Десять лет погибели. Десять лет кровавых рек.
И не могла больше сказать Гэньшти-Кхаса, что не заметит, если пропадёт пара тысяч существ, топчущих её. Каждая смерть отпечатывалась в ней дикой болью. И хоть гибли противные ей Дети богов, но теперь воспринимала богиня их как родных и каждого оплакивала. И слёзы её стали кровью, что шла из рассечённых волос её лавовых воинов. И волосы отрастали очень быстро, ведь столько слёз ещё оставались невыплаканными. И не было победителей в том сражении. И все были проигравшими.

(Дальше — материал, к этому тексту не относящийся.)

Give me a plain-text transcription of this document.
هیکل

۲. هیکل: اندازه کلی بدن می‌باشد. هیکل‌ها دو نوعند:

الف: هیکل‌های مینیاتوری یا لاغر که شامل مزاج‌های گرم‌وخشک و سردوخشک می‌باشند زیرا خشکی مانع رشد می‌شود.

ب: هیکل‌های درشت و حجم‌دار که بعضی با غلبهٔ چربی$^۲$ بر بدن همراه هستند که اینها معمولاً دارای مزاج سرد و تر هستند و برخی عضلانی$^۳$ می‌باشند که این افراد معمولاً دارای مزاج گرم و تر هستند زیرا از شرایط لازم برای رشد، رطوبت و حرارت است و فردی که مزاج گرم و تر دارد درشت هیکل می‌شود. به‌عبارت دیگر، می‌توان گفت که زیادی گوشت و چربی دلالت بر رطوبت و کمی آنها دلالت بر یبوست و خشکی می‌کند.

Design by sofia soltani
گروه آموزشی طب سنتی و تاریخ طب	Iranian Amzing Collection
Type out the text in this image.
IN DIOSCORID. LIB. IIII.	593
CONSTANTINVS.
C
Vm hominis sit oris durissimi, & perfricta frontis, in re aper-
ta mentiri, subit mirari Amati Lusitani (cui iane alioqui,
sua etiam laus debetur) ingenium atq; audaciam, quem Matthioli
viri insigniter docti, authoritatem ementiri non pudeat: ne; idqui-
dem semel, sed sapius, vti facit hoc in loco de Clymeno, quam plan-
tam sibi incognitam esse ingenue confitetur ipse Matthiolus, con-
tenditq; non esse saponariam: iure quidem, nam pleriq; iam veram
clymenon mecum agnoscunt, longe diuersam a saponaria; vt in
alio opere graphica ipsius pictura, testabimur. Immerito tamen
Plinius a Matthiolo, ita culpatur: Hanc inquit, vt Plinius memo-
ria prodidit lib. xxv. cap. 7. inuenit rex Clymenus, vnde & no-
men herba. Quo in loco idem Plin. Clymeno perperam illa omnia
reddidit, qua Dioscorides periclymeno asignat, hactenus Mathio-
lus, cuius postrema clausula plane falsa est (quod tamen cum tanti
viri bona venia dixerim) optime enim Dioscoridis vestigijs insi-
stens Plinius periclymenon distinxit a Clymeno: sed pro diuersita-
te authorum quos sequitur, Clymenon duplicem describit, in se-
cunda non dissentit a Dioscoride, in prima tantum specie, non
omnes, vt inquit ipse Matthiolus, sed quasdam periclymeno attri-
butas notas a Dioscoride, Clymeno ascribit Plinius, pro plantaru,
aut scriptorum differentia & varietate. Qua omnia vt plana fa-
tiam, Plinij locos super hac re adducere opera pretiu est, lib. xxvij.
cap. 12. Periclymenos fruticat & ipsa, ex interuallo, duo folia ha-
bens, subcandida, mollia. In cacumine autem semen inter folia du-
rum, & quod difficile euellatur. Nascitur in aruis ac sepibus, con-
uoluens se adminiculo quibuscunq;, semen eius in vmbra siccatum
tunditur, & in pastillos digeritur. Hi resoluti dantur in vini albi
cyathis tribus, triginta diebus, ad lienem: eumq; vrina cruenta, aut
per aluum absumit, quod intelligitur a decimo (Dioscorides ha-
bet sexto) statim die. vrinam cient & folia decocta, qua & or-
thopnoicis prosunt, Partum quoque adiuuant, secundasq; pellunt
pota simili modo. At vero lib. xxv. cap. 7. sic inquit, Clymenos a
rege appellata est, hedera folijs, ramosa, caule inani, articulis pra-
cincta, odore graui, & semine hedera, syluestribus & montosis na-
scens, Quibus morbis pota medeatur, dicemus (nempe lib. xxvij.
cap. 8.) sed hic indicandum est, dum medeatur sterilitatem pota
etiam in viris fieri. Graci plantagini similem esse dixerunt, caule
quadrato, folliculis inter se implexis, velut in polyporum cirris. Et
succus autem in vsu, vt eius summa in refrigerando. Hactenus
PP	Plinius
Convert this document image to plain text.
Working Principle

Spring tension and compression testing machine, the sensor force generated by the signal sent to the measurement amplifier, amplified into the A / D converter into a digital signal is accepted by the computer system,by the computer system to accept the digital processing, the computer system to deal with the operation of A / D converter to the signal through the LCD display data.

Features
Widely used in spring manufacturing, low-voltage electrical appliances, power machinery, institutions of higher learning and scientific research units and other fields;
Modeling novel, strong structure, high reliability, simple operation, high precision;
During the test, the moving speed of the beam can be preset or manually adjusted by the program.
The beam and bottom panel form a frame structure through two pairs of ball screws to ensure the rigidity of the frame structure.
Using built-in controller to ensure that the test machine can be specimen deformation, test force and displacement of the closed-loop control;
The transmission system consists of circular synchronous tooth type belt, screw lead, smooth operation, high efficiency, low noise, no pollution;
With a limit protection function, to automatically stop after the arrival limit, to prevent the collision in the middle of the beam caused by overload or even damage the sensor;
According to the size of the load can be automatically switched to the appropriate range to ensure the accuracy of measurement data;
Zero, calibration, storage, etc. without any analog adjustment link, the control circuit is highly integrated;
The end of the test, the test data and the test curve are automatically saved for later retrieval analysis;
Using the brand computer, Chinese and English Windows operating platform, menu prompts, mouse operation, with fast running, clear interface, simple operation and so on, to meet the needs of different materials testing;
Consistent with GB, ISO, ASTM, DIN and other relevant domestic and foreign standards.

Но завершил безумства истинный Чародей Фарлей. Поднял он такие высокие волны, что подхватили они чертоги Кэньчцкху и Эньчцках и принесли в центр битвы; и воды вымостили дорогу к Солнцу, чтобы спустился бог на землю и рассудил всех верно. И от подчинённых воле одного Чародея вод обнажился проход в чертог богини Гэньшти-Кхаса. И когда четверо великих собрались вместе, то прекратили все распри. И спустилась ночь Великого затмения в одна тысяча сто одиннадцатом году, и боги, усыпив всех враждующих, решали, как им быть.
Все боги чувствовали свою вину в произошедшем и молча раздумывали, наконец Солнце сказал:
— Я видел. Я наблюдал. Я заметил связь. Как только стало лавовых воинов больше, чем Детей богов, то переменились они, их сердца наполнились тьмой.
— Но как же так, всемилостивый отец, — робко обратилась Эньчцках, — вместе с первым изначальных пустых было семеро, а наших родов всего шесть: Ангуис, Фениксы, Боа-Пересмешники, Тени, Энба и Чародеи?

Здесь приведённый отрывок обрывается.